According to EastFruit analysts the first wholesale batches of Uzbek onions have already become available in the wholesale markets of Ukraine. We reported the high probability of such developments more than a month ago in the article “Will record high onion prices in Ukraine lead to imports from Uzbekistan and Moldova?”, when the harvesting of onions in Ukraine was still going on. This is especially noteworthy after the season of record high Ukrainian onion exports over the last 8 years.
Despite onions from Uzbekistan offered in Ukraine being 15-25% more expensive than locally produced ones, the demand for them is quite good. As market participants explain, the main reason for the willingness of Ukrainian buyers to pay more for imported Uzbek onions is their higher quality. The fact is that Ukrainian producers, waiting for an increase in onion prices in winter and spring, tried to put all high-quality onions in storages. Thus, the local market is dominated by onions of average quality, creating opportunities for the import of high-quality ones.
We are also informed about the purchases of onions by Ukrainian traders not only in Uzbekistan, but also in Kazakhstan. The latter exports up to 100 thousand tonnes of onions per year, has a well-developed infrastructure for storing onions and cheaper and faster logistics to Ukraine. Purchases of onions in Tajikistan where prices are lower than in Uzbekistan seem even more interesting. However, we are not talking about the supply of Tajik onions to Ukraine, since logistics from Tajikistan will be more expensive, and it is more difficult to collect sufficient volumes of export-grade onions there than in Uzbekistan and Kazakhstan.
Despite quality issues, average wholesale prices for onions in Ukraine are on average 2.5 times higher than at the same time last year and higher than in 2019. By the way, they have not changed since mid-August 2021, which is typical for seasons with balanced supply and demand. The last time onion prices rose in the fall in 2018, but they began to decline closer to 2019 and kept declining until April 2019. This was followed by a sharp price rise to a record level in May 2019, but it was due to the general shortage of onions in Europe.
Onion prices in Ukraine are now higher than in any other Eastern European country. Only in Belarus wholesale prices for onions are comparable to those in Ukraine. It is interesting that wholesale prices for onions in Russia are currently 33% lower than in Ukraine, although product quality is also problematic there.
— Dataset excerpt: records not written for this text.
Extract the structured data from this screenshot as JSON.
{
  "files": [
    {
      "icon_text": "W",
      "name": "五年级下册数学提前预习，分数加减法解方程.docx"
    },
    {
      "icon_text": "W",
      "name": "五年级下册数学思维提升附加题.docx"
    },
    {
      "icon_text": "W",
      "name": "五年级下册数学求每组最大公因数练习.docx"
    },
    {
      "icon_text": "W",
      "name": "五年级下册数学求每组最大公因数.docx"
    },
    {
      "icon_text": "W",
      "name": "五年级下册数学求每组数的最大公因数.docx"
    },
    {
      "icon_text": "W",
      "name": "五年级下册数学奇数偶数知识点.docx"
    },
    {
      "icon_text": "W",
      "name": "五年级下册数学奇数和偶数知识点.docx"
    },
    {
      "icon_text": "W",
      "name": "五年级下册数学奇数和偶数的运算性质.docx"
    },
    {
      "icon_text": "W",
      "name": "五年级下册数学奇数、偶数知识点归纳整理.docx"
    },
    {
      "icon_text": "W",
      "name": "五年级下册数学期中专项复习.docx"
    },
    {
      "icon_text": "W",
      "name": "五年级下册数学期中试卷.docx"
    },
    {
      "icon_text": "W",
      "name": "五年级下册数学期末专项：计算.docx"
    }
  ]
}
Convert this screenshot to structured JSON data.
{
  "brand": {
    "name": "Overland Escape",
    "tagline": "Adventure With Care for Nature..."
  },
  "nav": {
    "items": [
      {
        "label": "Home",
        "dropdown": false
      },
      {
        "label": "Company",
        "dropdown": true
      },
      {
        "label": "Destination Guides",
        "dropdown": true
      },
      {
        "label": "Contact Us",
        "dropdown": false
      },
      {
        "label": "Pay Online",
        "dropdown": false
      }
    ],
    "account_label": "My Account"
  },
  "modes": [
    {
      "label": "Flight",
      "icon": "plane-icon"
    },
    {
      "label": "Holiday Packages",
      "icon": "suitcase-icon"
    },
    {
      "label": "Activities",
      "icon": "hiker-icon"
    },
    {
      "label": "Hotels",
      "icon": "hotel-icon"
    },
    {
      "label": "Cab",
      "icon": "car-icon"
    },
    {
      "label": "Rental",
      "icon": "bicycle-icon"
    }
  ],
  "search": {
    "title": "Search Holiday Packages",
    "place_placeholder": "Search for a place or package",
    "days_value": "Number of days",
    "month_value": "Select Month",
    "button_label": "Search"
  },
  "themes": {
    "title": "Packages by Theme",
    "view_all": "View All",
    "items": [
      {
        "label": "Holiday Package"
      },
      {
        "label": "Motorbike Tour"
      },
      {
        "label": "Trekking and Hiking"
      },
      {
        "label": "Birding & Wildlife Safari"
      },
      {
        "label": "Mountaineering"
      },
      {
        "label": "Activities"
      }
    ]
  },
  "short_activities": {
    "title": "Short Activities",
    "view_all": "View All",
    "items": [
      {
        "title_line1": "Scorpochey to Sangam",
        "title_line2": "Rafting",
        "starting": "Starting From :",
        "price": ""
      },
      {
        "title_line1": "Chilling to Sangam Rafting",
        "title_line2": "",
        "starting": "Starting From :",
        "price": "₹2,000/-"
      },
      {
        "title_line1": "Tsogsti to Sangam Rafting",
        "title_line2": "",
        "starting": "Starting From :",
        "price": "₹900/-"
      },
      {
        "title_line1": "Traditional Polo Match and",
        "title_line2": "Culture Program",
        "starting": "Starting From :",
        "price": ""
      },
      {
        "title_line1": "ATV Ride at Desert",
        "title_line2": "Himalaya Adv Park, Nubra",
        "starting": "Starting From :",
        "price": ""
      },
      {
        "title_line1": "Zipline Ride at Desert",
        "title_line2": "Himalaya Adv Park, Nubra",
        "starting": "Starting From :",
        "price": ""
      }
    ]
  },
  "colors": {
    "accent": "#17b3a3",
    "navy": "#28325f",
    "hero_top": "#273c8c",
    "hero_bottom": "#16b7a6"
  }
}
As for Central Asian countries, onion prices are significantly lower than in Ukraine. Onions in Tajikistan and Uzbekistan can now be bought two times cheaper than in Ukraine but the difference in absolute prices is moderate (about $0.15), forcing importers to look for the cheapest logistics options. Even this will not allow importers to earn money, if imported onions are not sold at a higher price than Ukrainian ones.
That is why the first onions from Central Asia are offered on the Ukrainian market at a higher price than local ones. By the way, cheap logistics will be unavailable with the onset of cold weather, perhaps that is why importers are in a hurry to deliver onions to the Ukrainian market.
However, the downward trend in onion prices in Uzbekistan and Tajikistan of the past two weeks is noteworthy. It significantly increases the chances of exporting to Ukraine. Ukrainian traders believe that soon when the farmers run out of onions that cannot be stored long, their prices will start to rise rapidly. Therefore, they are actively concluding contracts for the purchase of onions stored in Central Asia to be delivered in the winter.